Con esta situación, no sólo se ven afectadas las exportaciones. El Gobierno, que recauda por retenciones a la exportación, también sentirá el golpe. Según los especialistas, el Estado, que en 2007/2008 percibió 770 millones de dólares por las retenciones al trigo, en 2010 pasará a cobrar sólo 72 millones. La administración kirchnerista verá mermado en diez veces su ingreso.

La situación en la Provincia

En ese marco, el vicepresidente de la Confederación de Asociaciones Rurales de Buenos Aires y La Pampa (Carbap), Jorge Srodek, expresó su parecer en cuanto a los números registrados.

“La provincia de Buenos Aires concentra el 70 por ciento de la producción nacional de trigo, pero parece ser que al gobernador (Daniel) Scioli no le interesa el sudoeste de su Provincia, porque poco o nada hizo para revertir esta situación”, dijo el dirigente en declaraciones radiales.
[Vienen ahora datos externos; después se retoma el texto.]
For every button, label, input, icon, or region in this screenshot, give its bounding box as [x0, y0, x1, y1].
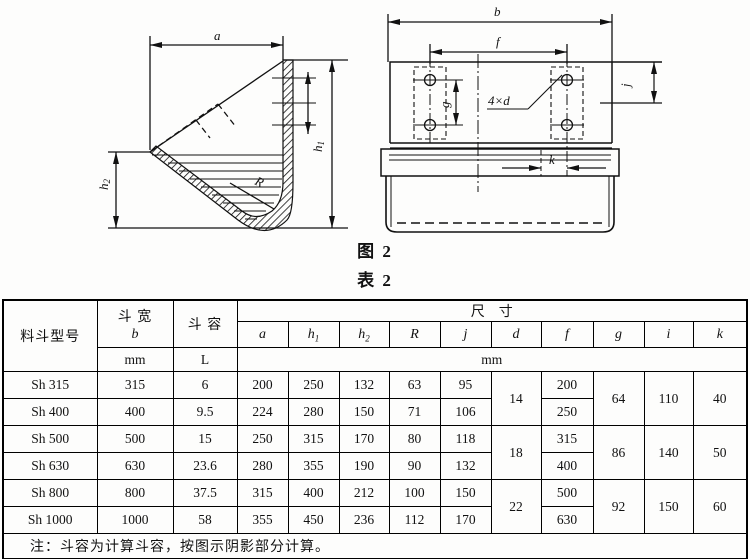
unit-width: mm	[97, 348, 173, 372]
table-row: Sh 500 500 15 250 315 170 80 118 18 315 …	[3, 426, 747, 453]
cell-f: 250	[541, 399, 593, 426]
cell-a: 250	[237, 426, 288, 453]
cell-k: 40	[693, 372, 747, 426]
dim-label-j: j	[618, 83, 633, 89]
header-sym-h1: h1	[288, 322, 339, 348]
cell-vol: 23.6	[173, 453, 237, 480]
header-sym-k: k	[693, 322, 747, 348]
cell-R: 100	[389, 480, 440, 507]
cell-h1: 450	[288, 507, 339, 534]
header-sym-i: i	[644, 322, 693, 348]
cell-a: 200	[237, 372, 288, 399]
cell-h1: 355	[288, 453, 339, 480]
cell-R: 112	[389, 507, 440, 534]
cell-j: 170	[440, 507, 491, 534]
cell-j: 132	[440, 453, 491, 480]
bucket-body	[386, 176, 614, 232]
cell-f: 200	[541, 372, 593, 399]
unit-volume: L	[173, 348, 237, 372]
left-view-drawing	[108, 36, 348, 231]
cell-h2: 150	[339, 399, 389, 426]
right-view-drawing	[381, 14, 662, 232]
header-sym-d: d	[491, 322, 541, 348]
cell-g: 86	[593, 426, 644, 480]
cell-h1: 400	[288, 480, 339, 507]
cell-g: 92	[593, 480, 644, 534]
cell-R: 71	[389, 399, 440, 426]
cell-j: 118	[440, 426, 491, 453]
hole-centermarks	[413, 54, 584, 192]
table-row: Sh 315 315 6 200 250 132 63 95 14 200 64…	[3, 372, 747, 399]
cell-i: 140	[644, 426, 693, 480]
cell-h1: 280	[288, 399, 339, 426]
cell-vol: 15	[173, 426, 237, 453]
cell-R: 90	[389, 453, 440, 480]
header-sym-h2: h2	[339, 322, 389, 348]
header-sym-R: R	[389, 322, 440, 348]
unit-dims: mm	[237, 348, 747, 372]
cell-d: 18	[491, 426, 541, 480]
cell-h2: 236	[339, 507, 389, 534]
cell-h1: 315	[288, 426, 339, 453]
cell-a: 280	[237, 453, 288, 480]
table-row: Sh 800 800 37.5 315 400 212 100 150 22 5…	[3, 480, 747, 507]
cell-model: Sh 400	[3, 399, 97, 426]
cell-k: 60	[693, 480, 747, 534]
cell-vol: 9.5	[173, 399, 237, 426]
cell-i: 150	[644, 480, 693, 534]
cell-a: 355	[237, 507, 288, 534]
cell-h2: 190	[339, 453, 389, 480]
table-caption: 表 2	[0, 266, 750, 291]
dim-label-h1: h1	[310, 141, 326, 152]
cell-f: 630	[541, 507, 593, 534]
cell-d: 22	[491, 480, 541, 534]
header-width: 斗 宽 b	[97, 300, 173, 348]
cell-vol: 58	[173, 507, 237, 534]
figure-caption: 图 2	[0, 237, 750, 262]
document-page: a h1 h2 R	[0, 0, 750, 559]
cell-a: 315	[237, 480, 288, 507]
cell-i: 110	[644, 372, 693, 426]
dim-label-f: f	[496, 34, 502, 49]
cell-R: 63	[389, 372, 440, 399]
cell-h2: 132	[339, 372, 389, 399]
cell-f: 400	[541, 453, 593, 480]
cell-j: 95	[440, 372, 491, 399]
cell-f: 500	[541, 480, 593, 507]
cell-model: Sh 315	[3, 372, 97, 399]
cell-model: Sh 500	[3, 426, 97, 453]
header-model: 料斗型号	[3, 300, 97, 372]
cell-h2: 170	[339, 426, 389, 453]
cell-a: 224	[237, 399, 288, 426]
dim-label-k: k	[549, 152, 555, 167]
header-sym-j: j	[440, 322, 491, 348]
cell-model: Sh 800	[3, 480, 97, 507]
dim-label-a: a	[214, 28, 221, 43]
rim-band	[381, 149, 619, 176]
header-dims: 尺寸	[237, 300, 747, 322]
cell-b: 1000	[97, 507, 173, 534]
cell-b: 315	[97, 372, 173, 399]
cell-k: 50	[693, 426, 747, 480]
dim-label-g: g	[437, 101, 452, 108]
cell-h1: 250	[288, 372, 339, 399]
bucket-wall-section	[150, 60, 293, 231]
cell-j: 106	[440, 399, 491, 426]
cell-R: 80	[389, 426, 440, 453]
cell-b: 800	[97, 480, 173, 507]
dim-b	[388, 14, 612, 62]
cell-model: Sh 1000	[3, 507, 97, 534]
dim-label-h2: h2	[96, 179, 112, 191]
header-sym-f: f	[541, 322, 593, 348]
cell-b: 630	[97, 453, 173, 480]
cell-g: 64	[593, 372, 644, 426]
spec-table: 料斗型号 斗 宽 b 斗 容 尺寸 a h1 h2 R j d f g i k …	[2, 299, 748, 559]
table-note: 注：斗容为计算斗容，按图示阴影部分计算。	[3, 534, 747, 559]
dim-label-b: b	[494, 4, 501, 19]
cell-b: 500	[97, 426, 173, 453]
cell-h2: 212	[339, 480, 389, 507]
hole-centerlines	[272, 78, 316, 125]
cell-d: 14	[491, 372, 541, 426]
header-volume: 斗 容	[173, 300, 237, 348]
cell-b: 400	[97, 399, 173, 426]
cell-vol: 37.5	[173, 480, 237, 507]
cell-j: 150	[440, 480, 491, 507]
cell-f: 315	[541, 426, 593, 453]
dim-a	[150, 36, 283, 150]
dashed-section-mark	[150, 104, 236, 152]
header-sym-a: a	[237, 322, 288, 348]
cell-model: Sh 630	[3, 453, 97, 480]
header-sym-g: g	[593, 322, 644, 348]
dim-j	[600, 62, 662, 103]
cell-vol: 6	[173, 372, 237, 399]
holes-count-label: 4×d	[488, 93, 510, 108]
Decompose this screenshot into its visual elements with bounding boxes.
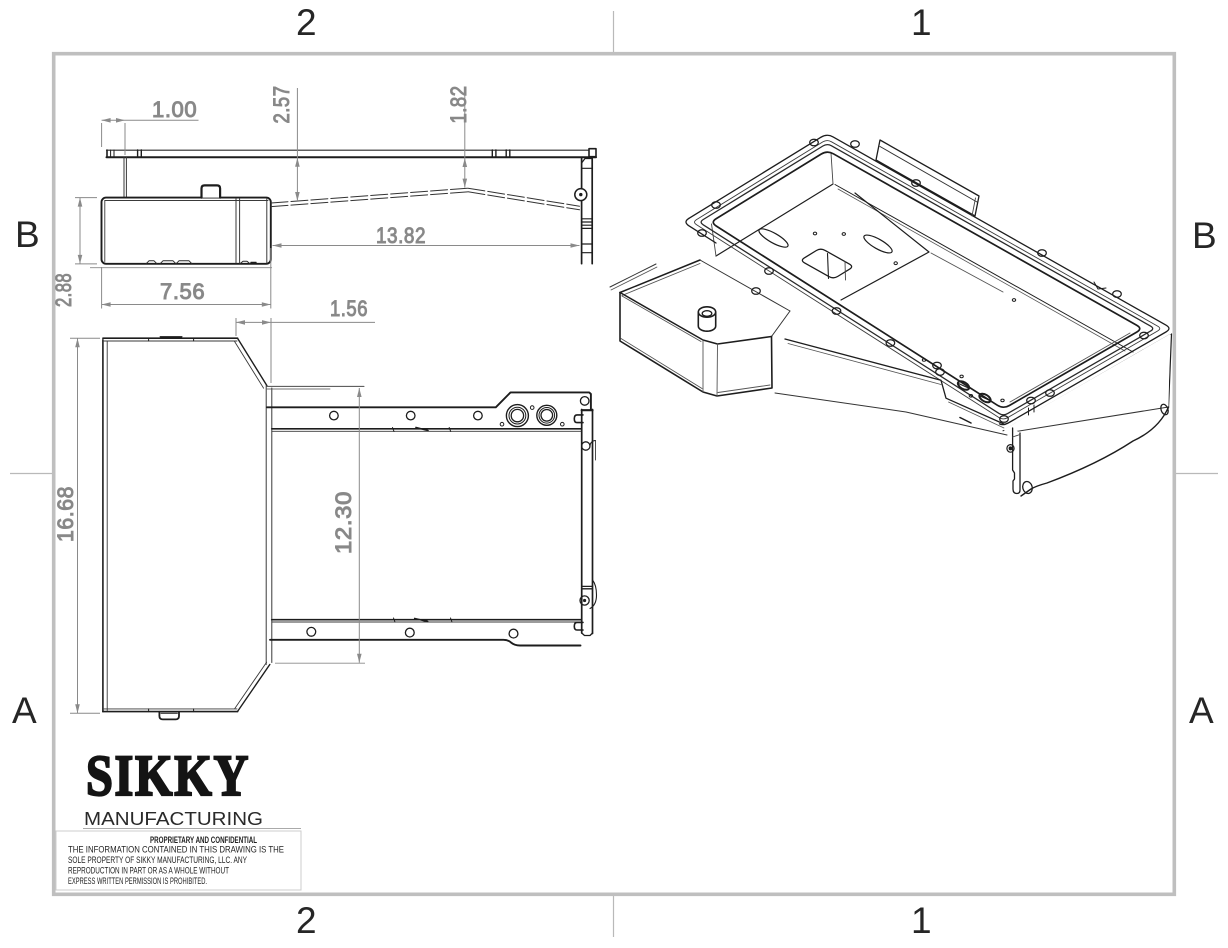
svg-text:A: A xyxy=(1189,690,1214,731)
svg-text:2.57: 2.57 xyxy=(269,86,294,124)
svg-text:1: 1 xyxy=(911,900,932,941)
svg-text:PROPRIETARY AND CONFIDENTIAL: PROPRIETARY AND CONFIDENTIAL xyxy=(150,835,257,845)
svg-text:1.00: 1.00 xyxy=(152,97,197,122)
svg-text:SIKKY: SIKKY xyxy=(86,743,250,808)
svg-text:THE INFORMATION CONTAINED IN T: THE INFORMATION CONTAINED IN THIS DRAWIN… xyxy=(68,845,284,855)
svg-text:2: 2 xyxy=(296,2,317,43)
svg-text:7.56: 7.56 xyxy=(160,279,205,304)
svg-text:12.30: 12.30 xyxy=(331,491,356,554)
svg-text:16.68: 16.68 xyxy=(53,486,78,542)
svg-text:MANUFACTURING: MANUFACTURING xyxy=(84,808,263,829)
svg-text:REPRODUCTION IN PART OR AS A W: REPRODUCTION IN PART OR AS A WHOLE WITHO… xyxy=(68,866,229,876)
svg-text:EXPRESS WRITTEN PERMISSION IS: EXPRESS WRITTEN PERMISSION IS PROHIBITED… xyxy=(68,876,207,886)
svg-text:2.88: 2.88 xyxy=(51,273,76,307)
svg-text:A: A xyxy=(12,690,37,731)
svg-text:SOLE PROPERTY OF SIKKY MANUFAC: SOLE PROPERTY OF SIKKY MANUFACTURING, LL… xyxy=(68,855,247,865)
svg-text:2: 2 xyxy=(296,900,317,941)
svg-text:1: 1 xyxy=(911,2,932,43)
svg-text:13.82: 13.82 xyxy=(376,223,426,248)
svg-text:B: B xyxy=(15,214,40,255)
svg-text:1.82: 1.82 xyxy=(446,86,471,124)
svg-text:B: B xyxy=(1192,215,1217,256)
svg-text:1.56: 1.56 xyxy=(330,296,368,321)
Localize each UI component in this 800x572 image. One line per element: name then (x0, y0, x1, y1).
En ese plano, subrayó que “los productores ya no saben qué hacer”, y afirmó que “la situación en muchos lugares es desesperante”.

“La situación del trigo en la provincia de Buenos Aires es desastrosa. Estamos frente a la peor cosecha de los últimos 35 años, no hay casi saldo exportable y no hay precio para la exportación porque los mercados siguen intervenidos. Lo que ha ocurrido con el trigo es una vergüenza para el país”, afirmó Srodek a través de un comunicado.

Sin embargo, sostuvo que “mientras tanto, el gobernador se hace el distraído y, a dos semanas de asumir, el nuevo ministro de Agricultura de la Nación (Julián Domínguez) no ha hecho más que empeorar los ánimos con sus declaraciones”.